Des peines allant jusqu'à deux ans de prison ferme avaient été requises contre les cinq constructeurs : le tribunal correctionnel d'Angers rend son jugement mardi matin dans l'affaire du balcon effondré en 2016, qui avait provoqué la mort de quatre étudiants.


"Tout ce que j'espère, c'est que toutes les personnes ayant concouru à ce drame seront condamnées. C'est essentiel pour que les victimes se reconstruisent et apprennent à vivre avec ce drame", a confié à l'AFP Me Laurence Couvreux, avocate des parties civiles.


À l'issue de quatre semaines d'audience en février et mars, le procureur de la République d'Angers avait requis la peine la plus lourde, quatre ans de prison dont deux ferme, à l'encontre de l'architecte du bâtiment, Frédéric Rolland, 66 ans.

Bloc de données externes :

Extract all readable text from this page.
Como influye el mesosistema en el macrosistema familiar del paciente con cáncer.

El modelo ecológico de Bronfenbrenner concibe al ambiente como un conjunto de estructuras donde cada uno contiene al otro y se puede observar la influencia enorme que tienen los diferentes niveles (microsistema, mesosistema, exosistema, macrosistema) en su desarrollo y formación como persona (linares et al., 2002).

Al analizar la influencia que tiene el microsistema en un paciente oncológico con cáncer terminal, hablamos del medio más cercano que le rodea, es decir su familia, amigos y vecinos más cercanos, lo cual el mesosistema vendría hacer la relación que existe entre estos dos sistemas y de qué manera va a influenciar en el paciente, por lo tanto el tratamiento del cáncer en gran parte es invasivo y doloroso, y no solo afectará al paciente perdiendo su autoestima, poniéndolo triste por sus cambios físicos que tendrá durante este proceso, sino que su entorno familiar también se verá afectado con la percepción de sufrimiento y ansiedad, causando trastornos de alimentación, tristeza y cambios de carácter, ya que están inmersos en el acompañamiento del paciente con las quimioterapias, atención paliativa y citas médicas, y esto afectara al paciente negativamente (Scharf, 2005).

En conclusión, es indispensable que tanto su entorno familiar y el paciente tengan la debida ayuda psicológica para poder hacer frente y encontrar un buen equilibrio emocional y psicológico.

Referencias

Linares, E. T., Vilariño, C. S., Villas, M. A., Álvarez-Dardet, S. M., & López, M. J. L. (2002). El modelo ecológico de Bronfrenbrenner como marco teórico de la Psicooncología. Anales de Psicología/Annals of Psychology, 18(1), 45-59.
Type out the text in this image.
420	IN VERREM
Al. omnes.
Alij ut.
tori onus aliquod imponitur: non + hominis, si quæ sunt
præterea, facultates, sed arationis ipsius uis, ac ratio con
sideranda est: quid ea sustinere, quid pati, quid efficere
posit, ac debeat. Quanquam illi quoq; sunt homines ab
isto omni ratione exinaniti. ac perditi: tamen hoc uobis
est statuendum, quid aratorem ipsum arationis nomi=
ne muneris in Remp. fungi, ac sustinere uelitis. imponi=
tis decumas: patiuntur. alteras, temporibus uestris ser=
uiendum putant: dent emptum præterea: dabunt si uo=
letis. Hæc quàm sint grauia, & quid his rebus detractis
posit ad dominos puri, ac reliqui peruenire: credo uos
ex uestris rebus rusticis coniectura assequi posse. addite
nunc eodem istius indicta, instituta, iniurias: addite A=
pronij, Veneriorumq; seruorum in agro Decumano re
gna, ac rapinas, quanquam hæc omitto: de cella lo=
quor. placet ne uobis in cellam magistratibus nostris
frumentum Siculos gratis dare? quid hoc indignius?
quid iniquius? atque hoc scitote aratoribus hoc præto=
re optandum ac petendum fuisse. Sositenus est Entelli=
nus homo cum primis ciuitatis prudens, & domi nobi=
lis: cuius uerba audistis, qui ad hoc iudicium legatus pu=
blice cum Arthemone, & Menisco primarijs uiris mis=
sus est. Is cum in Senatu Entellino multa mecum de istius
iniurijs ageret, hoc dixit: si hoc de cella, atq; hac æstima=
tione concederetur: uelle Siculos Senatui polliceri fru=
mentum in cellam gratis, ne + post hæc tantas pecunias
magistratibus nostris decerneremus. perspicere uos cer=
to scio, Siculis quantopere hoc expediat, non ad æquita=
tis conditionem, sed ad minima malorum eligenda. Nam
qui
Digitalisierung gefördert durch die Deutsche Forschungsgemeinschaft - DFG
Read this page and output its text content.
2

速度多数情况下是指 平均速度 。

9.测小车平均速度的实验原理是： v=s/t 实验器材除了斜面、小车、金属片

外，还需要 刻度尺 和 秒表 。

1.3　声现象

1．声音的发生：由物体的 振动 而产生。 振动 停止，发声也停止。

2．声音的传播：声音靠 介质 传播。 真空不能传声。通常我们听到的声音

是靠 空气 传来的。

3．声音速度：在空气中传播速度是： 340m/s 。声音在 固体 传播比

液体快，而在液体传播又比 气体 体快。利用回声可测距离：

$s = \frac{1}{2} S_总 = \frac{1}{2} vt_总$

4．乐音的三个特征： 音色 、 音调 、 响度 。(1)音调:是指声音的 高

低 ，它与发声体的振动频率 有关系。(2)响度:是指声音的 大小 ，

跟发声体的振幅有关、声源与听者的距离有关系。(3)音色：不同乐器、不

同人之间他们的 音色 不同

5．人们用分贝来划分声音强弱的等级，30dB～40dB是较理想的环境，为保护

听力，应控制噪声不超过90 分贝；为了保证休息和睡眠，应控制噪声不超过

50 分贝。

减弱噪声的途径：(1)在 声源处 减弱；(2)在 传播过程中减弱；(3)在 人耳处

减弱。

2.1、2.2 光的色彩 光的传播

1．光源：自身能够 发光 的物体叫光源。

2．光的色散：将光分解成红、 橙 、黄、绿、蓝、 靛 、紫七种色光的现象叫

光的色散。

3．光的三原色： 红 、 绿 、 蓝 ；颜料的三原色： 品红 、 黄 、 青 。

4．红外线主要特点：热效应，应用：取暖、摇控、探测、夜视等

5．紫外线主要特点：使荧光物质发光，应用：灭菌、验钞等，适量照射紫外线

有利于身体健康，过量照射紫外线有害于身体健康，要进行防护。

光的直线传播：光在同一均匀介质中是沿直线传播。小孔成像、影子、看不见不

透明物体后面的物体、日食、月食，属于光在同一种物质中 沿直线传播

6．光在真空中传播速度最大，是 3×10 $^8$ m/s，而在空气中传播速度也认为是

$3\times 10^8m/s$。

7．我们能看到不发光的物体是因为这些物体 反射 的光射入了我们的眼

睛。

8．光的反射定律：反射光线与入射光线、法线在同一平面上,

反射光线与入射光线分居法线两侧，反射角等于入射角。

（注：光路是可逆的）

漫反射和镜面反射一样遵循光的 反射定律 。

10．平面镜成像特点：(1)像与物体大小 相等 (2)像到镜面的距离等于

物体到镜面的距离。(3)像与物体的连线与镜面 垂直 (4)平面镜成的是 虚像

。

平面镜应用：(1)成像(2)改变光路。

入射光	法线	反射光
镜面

À la barre, ce dernier avait affirmé n'être "intervenu ni sur la conception, ni sur le dessin, ni allé sur le chantier" lors de la construction de l'immeuble en 1997-1998, ne reconnaissant qu'"une part" de responsabilité dans le drame.


À ses côtés sur le banc des prévenus, le patron de l'entreprise de construction, Patrick Bonnel, 72 ans, avait quant à lui reconnu une faute "grave" et "inexcusable", se disant "honteux" du travail de ses équipes.


Le procureur avait requis à son encontre trois ans d'emprisonnement, dont un an avec sursis.


"Les défaillances sont multiples, les responsabilités accumulées. À l'origine de ce dossier il y a la volonté de gagner du temps et de l'argent, quitte à faire fi de la sécurité. Il faut que tous les prévenus soient condamnés", a déclaré à l'AFP Me Marc Morin, conseil des parties civiles.


 


Fissure


Le soir du drame, ils étaient 18 étudiants, âgés d'une vingtaine d'années, à discuter sur un balcon de la résidence "Le Surcouf", dans le centre d'Angers, lorsque celui-ci avait soudain basculé dans le vide.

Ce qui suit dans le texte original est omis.